Figure EV4. Crystallographic features of the active site.

1. Na⁺ ion coordination in the 1aR‐DNA structure. Na⁺ and water oxygens are shown as purple and red spheres, respectively. 1aR is magenta, and the opposite thymidine T6 is green. Superscripts in nucleotide labels refer to the 1aR‐containing, damaged (D) strand or the opposite, undamaged (U) strand. Hydrogen bonds are shown as dashed lines with interatomic distances in Ångstroms.

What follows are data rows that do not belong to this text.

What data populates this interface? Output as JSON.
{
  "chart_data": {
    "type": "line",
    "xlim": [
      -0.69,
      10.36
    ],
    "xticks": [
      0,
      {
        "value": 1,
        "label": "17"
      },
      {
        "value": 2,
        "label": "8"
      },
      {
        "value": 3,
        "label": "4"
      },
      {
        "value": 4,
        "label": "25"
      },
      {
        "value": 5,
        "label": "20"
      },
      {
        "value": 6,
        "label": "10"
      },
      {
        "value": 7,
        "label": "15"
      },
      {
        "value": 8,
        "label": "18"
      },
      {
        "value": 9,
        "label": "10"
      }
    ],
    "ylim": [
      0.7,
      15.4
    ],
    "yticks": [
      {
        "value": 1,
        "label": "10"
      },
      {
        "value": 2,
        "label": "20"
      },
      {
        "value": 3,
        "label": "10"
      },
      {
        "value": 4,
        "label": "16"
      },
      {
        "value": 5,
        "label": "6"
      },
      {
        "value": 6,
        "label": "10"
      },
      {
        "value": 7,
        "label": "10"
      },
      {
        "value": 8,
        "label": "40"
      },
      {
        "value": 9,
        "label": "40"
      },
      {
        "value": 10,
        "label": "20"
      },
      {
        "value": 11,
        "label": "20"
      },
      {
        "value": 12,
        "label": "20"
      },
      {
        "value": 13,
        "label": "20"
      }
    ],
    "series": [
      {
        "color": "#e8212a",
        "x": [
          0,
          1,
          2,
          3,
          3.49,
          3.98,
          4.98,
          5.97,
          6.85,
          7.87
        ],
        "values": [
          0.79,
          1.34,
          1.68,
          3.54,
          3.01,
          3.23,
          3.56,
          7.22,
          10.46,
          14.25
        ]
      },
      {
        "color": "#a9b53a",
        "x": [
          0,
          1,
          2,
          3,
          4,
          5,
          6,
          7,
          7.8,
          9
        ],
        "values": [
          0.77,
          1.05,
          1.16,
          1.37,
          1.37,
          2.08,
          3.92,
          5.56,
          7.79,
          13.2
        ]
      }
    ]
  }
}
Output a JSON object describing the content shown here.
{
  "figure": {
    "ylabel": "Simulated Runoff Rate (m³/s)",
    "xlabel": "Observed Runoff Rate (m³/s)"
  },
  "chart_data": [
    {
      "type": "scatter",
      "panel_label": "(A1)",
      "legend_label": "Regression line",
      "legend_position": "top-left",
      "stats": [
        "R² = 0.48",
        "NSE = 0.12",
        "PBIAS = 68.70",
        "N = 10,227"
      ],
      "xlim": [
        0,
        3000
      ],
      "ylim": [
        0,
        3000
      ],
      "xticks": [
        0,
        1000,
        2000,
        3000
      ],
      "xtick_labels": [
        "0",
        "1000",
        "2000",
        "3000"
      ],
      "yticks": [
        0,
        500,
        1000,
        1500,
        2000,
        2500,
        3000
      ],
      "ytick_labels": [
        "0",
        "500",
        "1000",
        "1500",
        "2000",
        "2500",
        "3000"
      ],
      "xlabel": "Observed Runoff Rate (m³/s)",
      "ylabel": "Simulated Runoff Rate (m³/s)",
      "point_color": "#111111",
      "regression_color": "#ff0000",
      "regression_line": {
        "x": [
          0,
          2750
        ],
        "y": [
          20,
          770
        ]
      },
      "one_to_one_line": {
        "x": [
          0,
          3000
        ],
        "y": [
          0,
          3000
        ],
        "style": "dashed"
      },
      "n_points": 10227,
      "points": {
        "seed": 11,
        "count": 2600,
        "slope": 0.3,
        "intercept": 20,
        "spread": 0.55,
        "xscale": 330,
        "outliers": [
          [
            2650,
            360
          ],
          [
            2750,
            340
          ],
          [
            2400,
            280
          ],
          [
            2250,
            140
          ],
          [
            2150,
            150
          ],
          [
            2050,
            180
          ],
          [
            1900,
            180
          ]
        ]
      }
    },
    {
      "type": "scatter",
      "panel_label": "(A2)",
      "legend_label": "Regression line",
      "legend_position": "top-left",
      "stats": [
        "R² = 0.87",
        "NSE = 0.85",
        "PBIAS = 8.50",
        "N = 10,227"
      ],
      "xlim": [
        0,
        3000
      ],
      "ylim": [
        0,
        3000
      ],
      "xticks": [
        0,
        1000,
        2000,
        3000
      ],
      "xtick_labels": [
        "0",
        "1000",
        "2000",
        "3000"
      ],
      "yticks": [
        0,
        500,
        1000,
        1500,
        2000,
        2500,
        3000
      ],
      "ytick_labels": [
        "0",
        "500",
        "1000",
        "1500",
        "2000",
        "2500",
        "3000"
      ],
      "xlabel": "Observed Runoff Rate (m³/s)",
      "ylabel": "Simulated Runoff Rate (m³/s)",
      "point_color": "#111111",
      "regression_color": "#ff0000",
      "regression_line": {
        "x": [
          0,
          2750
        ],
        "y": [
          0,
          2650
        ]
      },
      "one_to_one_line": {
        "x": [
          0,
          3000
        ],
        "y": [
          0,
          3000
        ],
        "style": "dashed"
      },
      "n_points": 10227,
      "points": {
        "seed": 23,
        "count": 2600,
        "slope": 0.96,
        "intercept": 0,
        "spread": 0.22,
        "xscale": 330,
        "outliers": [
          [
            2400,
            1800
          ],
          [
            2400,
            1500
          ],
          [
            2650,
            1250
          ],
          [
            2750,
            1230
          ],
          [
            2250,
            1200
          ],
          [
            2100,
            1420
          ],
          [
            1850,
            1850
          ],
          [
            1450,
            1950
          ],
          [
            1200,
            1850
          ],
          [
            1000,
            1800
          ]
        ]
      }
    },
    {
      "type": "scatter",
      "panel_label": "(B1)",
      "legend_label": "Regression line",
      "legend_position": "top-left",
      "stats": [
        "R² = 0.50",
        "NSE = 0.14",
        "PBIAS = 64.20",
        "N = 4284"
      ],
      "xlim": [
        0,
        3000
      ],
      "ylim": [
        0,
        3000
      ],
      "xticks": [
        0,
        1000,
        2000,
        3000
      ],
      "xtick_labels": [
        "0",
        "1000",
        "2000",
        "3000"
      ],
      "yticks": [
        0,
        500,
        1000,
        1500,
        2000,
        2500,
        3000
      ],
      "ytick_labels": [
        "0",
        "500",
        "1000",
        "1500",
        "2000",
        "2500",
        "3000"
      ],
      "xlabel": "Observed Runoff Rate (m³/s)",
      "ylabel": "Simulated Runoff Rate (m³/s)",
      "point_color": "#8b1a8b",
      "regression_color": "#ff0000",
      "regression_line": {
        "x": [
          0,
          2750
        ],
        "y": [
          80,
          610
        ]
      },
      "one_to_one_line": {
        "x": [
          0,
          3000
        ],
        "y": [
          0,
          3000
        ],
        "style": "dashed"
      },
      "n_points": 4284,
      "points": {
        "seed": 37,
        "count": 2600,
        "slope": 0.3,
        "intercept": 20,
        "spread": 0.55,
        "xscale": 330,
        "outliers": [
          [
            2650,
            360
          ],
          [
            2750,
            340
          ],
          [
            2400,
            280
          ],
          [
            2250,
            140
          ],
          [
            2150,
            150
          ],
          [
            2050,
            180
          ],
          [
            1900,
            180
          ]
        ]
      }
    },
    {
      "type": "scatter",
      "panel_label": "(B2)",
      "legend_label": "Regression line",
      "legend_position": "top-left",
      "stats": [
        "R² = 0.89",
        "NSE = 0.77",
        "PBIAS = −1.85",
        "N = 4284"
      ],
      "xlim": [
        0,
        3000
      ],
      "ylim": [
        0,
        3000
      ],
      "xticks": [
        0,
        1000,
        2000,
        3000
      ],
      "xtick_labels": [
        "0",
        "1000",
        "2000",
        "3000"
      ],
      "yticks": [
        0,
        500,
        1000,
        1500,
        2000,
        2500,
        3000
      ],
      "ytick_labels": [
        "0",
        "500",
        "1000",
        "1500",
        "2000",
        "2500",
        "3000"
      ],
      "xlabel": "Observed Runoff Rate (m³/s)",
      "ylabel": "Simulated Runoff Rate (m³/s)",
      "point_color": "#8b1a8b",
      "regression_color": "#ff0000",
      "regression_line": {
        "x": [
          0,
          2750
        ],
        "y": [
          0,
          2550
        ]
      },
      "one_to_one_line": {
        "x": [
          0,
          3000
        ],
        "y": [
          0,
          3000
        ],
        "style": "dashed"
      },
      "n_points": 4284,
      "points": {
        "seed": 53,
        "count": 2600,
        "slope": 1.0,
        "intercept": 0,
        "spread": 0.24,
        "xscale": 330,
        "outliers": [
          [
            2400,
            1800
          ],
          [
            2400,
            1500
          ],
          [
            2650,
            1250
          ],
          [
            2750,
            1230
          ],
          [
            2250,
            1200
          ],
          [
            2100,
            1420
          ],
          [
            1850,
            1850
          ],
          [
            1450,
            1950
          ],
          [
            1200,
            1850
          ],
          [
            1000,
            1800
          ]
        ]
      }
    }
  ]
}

2. Stereo‐views of the PfAlkC/1aR‐DNA active site. Active site residues are blue, and DNA is gold/magenta/green. Pentaerythritol propoxylate (PEP) sequestered from the solvent is in silver and superimposed against composite omit electron density contoured at 1σ. The putative catalytic water is shown as a red sphere. One arm of the PEP projects into the DNA kink between the 1aR and the flanking base pairs and thus may limit rotation of the 1aR ring back toward the DNA. The other two polymeric PEP arms project outward to solvent. The fourth PEP arm is not present; its terminal hydroxyl group forms a hydrogen bond to the displaced T6^U thymine base. The position of the thymine is thus affected by the presence of the PEP in addition to its coordination by the Na⁺ ion. However, even in the absence of these stabilizing contacts, the T6^U thymidine would be displaced into the minor groove as a result of the kink in the DNA. The space occupied by the PEP molecule would be occupied by the excised base both before and immediately after cleavage.